Estonian nuclear report submitted to government for decision

04 March 2024

The Nuclear Energy Working Group's report backing the adoption of nuclear energy in Estonia has been submitted by the country's Climate Minister Kristen Michal to members of the government.

The Estonian Parliament will now consider the nuclear recommendation (Image: Estonian Riigikogu)

The report, drawn up after a two-year study, concluded that "although the introduction of nuclear energy requires extensive long-term preparation and resources, with timely planning, adequate funding, political and public support, the introduction of nuclear energy in Estonia is feasible".

It says that the deployment of nuclear energy in Estonia would support the achievement of climate targets and security of supply. The report was published as part of the country's process of following the International Atomic Energy Agency's (IAEA's) roadmap for nuclear newcomer countries.

The report said that, assuming construction of a nuclear power plant was privately financed, the budget costs in creating an enabling framework would be about EUR73 million (USD80 million) over a period of up to 11 years.
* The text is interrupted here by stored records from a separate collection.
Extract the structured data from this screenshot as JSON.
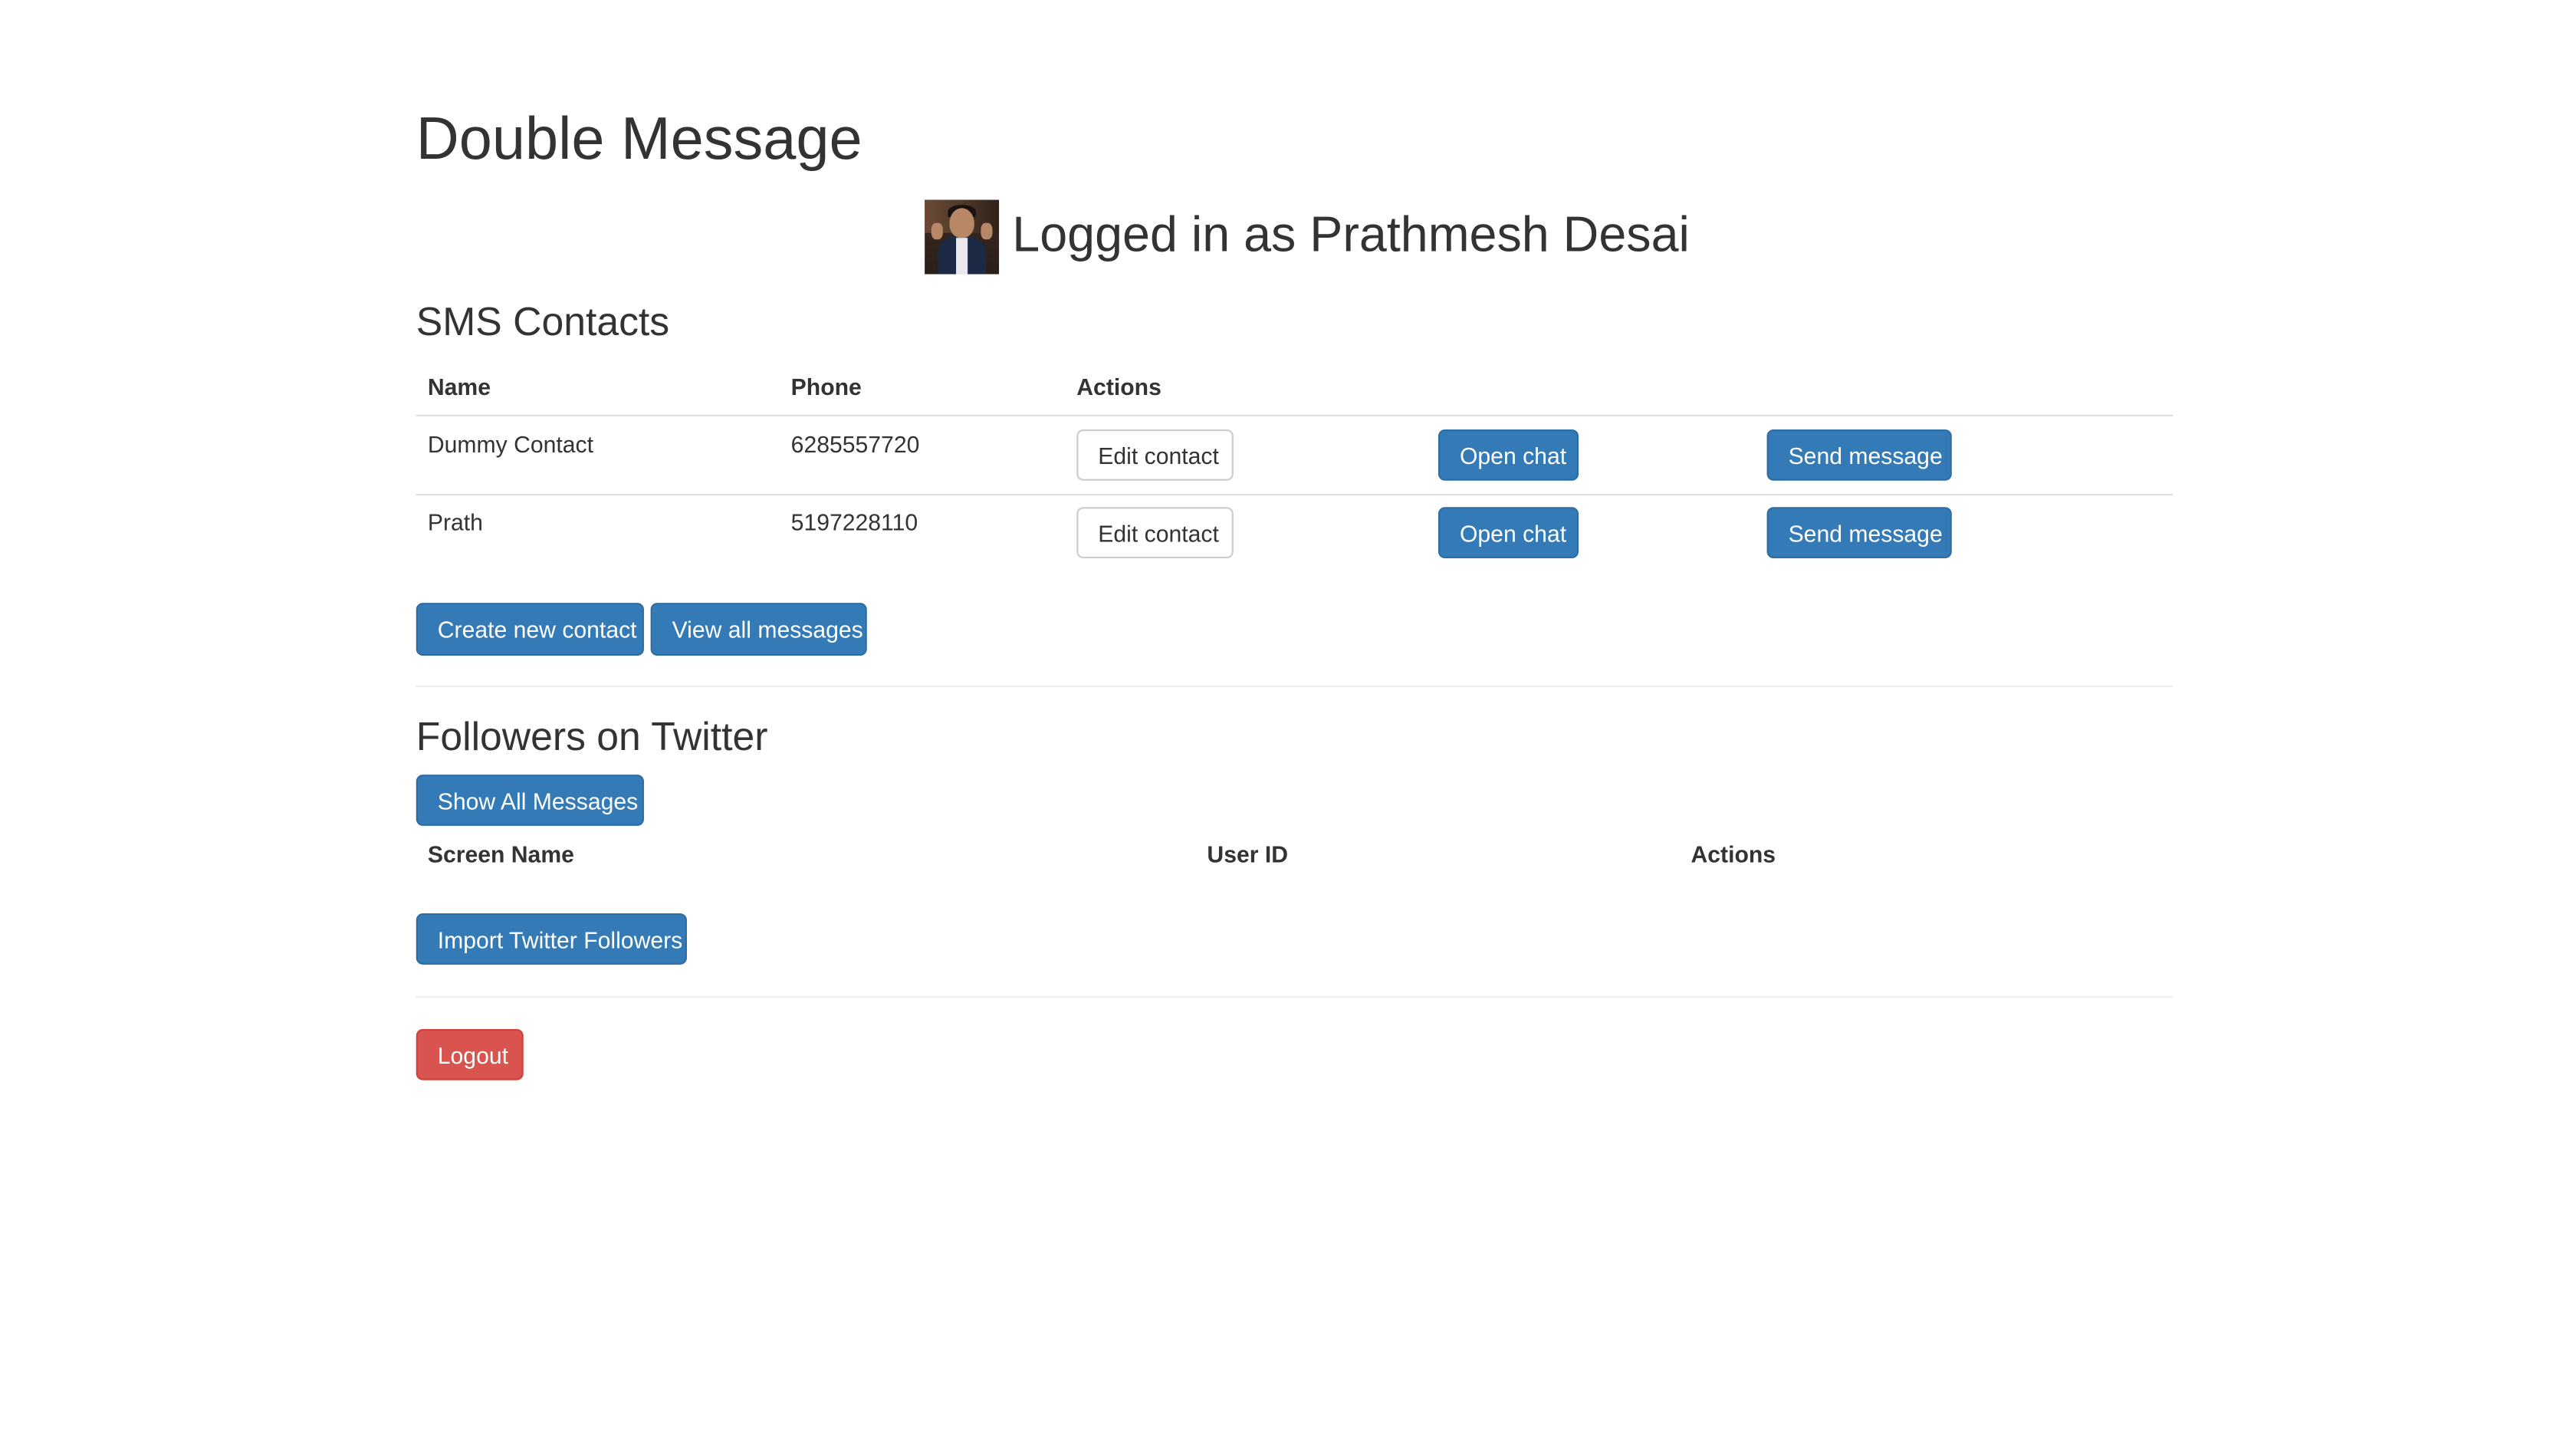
{
  "app": {
    "title": "Double Message"
  },
  "user": {
    "login_text": "Logged in as Prathmesh Desai"
  },
  "sms_section": {
    "title": "SMS Contacts",
    "columns": [
      "Name",
      "Phone",
      "Actions"
    ],
    "rows": [
      {
        "name": "Dummy Contact",
        "phone": "6285557720",
        "edit_label": "Edit contact",
        "chat_label": "Open chat",
        "send_label": "Send message"
      },
      {
        "name": "Prath",
        "phone": "5197228110",
        "edit_label": "Edit contact",
        "chat_label": "Open chat",
        "send_label": "Send message"
      }
    ],
    "create_label": "Create new contact",
    "view_all_label": "View all messages"
  },
  "twitter_section": {
    "title": "Followers on Twitter",
    "show_all_label": "Show All Messages",
    "columns": [
      "Screen Name",
      "User ID",
      "Actions"
    ],
    "import_label": "Import Twitter Followers"
  },
  "footer": {
    "logout_label": "Logout"
  },
  "colors": {
    "primary": "#337ab7",
    "danger": "#d9534f",
    "text": "#333333",
    "border": "#dddddd"
  }
}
Climate Minister Michal said: "Estonia is moving towards cleaner and more competitive energy production, renewable energy is cheaper than fossil sources. Nuclear energy can be the next option in the coming decades, with renewable energy capacities growing in the intermediate period, providing a cheaper price for consumers and a resource for industries to export."

If the government and the Riigikogu (parliament), following public consultation, back the adoption of nuclear energy the climate ministry says the next stage would be to start preparing the regulatory and legal framework, training specialists and experts and setting up an authority to oversee the planning of the plant.

Estonia's current domestic electricity generation is dominated by fossil fuels, notably oil shale. The country is seeking to reach net-zero emissions by 2050 and is looking at nuclear power as a reliable and low carbon option to diversify its energy mix by 2035 when the country plans its phase-out of domestic oil shale. The report considered the potential of four SMRs, totalling 1200 MW, which would allow capacity for hydrogen production.

An IAEA mission to Estonia reported in October that the country had developed a comprehensive assessment of its nuclear power infrastructure needs to decide whether to launch a nuclear power programme. In February 2023, Estonia's Fermi Energia announced it had selected GE Hitachi Nuclear Energy's BWRX-300 SMR for potential deployment in the Baltic country by the early 2030s.